[html5] Usefulness of language annotations

Mon Aug 11 10:38:20 PDT 2014

2014-08-11 20:09, Jens O. Meiert wrote:
> Hence I want to fish for arguments here: How useful are language
> annotations via @lang?

They are of rather limited usefulness in practice. There has been much 
talk about them in theory for several years, but it has mostly remained 
theory. They are recommended in WCAG, but few actual benefits have been 
cited.

I think HTML specifications should just describe @lang as it has been 
defined, as declarative markup, without recommending or discourageing 
its use. The reason is that its real usefulness is a separate issue that 
varies according to what browsers, search engines, and other software 
actually do with it. And this probably depends on things external to 
HTML specifications.

> 1) Do user agents, including assistive technology, use this
> information in a way that is *actually* relevant and meaningful to the
> user?

They do, to some extent.

> 2) Isn’t, or shouldn’t, language determination primarily be made a
> user agent, and not a developer responsibility?

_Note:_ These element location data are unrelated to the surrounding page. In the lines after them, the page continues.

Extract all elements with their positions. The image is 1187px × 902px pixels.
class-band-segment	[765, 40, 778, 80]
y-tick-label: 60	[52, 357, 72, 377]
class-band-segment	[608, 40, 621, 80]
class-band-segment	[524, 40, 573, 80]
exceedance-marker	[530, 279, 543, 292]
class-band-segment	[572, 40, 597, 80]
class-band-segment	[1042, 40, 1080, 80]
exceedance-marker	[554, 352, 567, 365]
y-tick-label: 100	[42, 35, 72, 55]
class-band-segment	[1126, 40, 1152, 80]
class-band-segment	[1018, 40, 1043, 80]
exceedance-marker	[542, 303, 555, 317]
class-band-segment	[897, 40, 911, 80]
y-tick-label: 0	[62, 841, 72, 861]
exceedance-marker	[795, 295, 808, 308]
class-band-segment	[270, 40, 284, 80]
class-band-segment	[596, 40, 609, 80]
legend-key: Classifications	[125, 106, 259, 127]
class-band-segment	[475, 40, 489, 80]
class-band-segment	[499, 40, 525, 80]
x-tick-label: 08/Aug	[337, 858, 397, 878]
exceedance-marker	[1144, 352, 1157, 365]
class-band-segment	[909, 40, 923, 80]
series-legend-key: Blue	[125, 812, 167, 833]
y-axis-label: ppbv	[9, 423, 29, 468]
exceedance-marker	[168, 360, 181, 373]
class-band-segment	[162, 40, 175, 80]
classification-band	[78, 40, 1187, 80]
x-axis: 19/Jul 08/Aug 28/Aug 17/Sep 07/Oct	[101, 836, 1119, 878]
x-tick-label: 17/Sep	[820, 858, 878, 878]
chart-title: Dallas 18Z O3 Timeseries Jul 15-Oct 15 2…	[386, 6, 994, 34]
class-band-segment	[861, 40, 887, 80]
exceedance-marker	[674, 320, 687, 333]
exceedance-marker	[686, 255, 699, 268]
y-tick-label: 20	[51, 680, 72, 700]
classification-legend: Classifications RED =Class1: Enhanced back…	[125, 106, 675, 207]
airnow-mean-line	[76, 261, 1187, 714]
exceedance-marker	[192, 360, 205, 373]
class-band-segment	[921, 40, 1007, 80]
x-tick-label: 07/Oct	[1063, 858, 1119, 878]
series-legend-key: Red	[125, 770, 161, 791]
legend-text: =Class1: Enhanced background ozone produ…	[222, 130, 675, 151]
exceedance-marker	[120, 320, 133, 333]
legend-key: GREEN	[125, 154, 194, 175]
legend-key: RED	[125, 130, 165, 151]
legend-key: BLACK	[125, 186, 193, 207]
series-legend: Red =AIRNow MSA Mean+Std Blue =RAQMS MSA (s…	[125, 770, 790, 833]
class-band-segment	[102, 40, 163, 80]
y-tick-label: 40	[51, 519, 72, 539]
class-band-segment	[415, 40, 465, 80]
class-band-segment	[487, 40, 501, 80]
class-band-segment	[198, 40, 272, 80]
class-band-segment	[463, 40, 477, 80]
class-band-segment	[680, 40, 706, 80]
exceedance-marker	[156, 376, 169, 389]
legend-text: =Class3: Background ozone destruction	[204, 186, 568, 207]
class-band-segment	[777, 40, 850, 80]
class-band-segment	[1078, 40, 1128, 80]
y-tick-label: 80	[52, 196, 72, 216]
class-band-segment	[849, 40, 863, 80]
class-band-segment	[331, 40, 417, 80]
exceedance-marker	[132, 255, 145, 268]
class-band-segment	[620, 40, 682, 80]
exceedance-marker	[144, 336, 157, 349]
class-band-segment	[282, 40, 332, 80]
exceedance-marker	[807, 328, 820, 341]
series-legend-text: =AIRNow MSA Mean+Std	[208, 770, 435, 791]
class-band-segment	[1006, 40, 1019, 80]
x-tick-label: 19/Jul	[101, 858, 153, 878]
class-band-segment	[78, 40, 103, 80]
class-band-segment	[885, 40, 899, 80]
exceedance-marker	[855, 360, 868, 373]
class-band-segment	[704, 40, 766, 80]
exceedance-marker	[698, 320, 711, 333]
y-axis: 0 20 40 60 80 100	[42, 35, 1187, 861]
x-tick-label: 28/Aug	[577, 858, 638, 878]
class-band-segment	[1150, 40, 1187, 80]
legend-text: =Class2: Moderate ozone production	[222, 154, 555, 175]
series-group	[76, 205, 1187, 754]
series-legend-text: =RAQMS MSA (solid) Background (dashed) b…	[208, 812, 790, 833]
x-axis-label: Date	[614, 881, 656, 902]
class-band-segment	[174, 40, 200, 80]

At the logical level, specifying content language is the author’s (or 
“developer’s”) responsibility. To take this to the extreme, consider an 
HTML document where the only text content is the word “hat”. The entire 
meaning depends on the intended language. If you declare, say, lang=sv, 
the content means “hate”; if lang=de, it means “has”. If this sounds 
contrived, consider an HTML document consisting just of an image and its 
caption, which can be very short.

In practice, browsers don’t try to determine content language from the 
content itself. Some search engines do. I think it is well known that 
Google ignores @lang, because it is so often just wrong (e.g., lang=”en” 
emitted by authoring software, with no regard to the actual content 
language), and can usually guess the language from a sentence or two 
pretty well. It sometimes makes mistakes, e.g. taking Norwegian for 
Danish or vice versa, or Slovak for Czech or vice versa, but the 
important thing is that it works for the vast majority of cases.

> 3) Does it matter at all?

For a document as a whole, automatic language guessing works 
sufficiently well. When it does not (e.g. in a speech browser with no 
such guessing), the user needs to select the reading mode manually. 
Inconvenient, but usually not a big issue

The specific situation where @lang might matter is change of language in 
a multilingual document. Language guessing is easily misled if there are 
short quotations in other languages. You can see this if you use 
Microsoft Word (which has a good language guesser) and write in 
different languages in the same document, with language guessing 
enabled. Word usually guesses right, except for short fragments in 
another languages, and it may interpret the exact location of language 
change. So language markup could help. The problem is that it is very 
tedious to produce, and the potential gain is rather small now, and in 
the foreseeable future.

-- 
Yucca, http://www.cs.tut.fi/~jkorpela/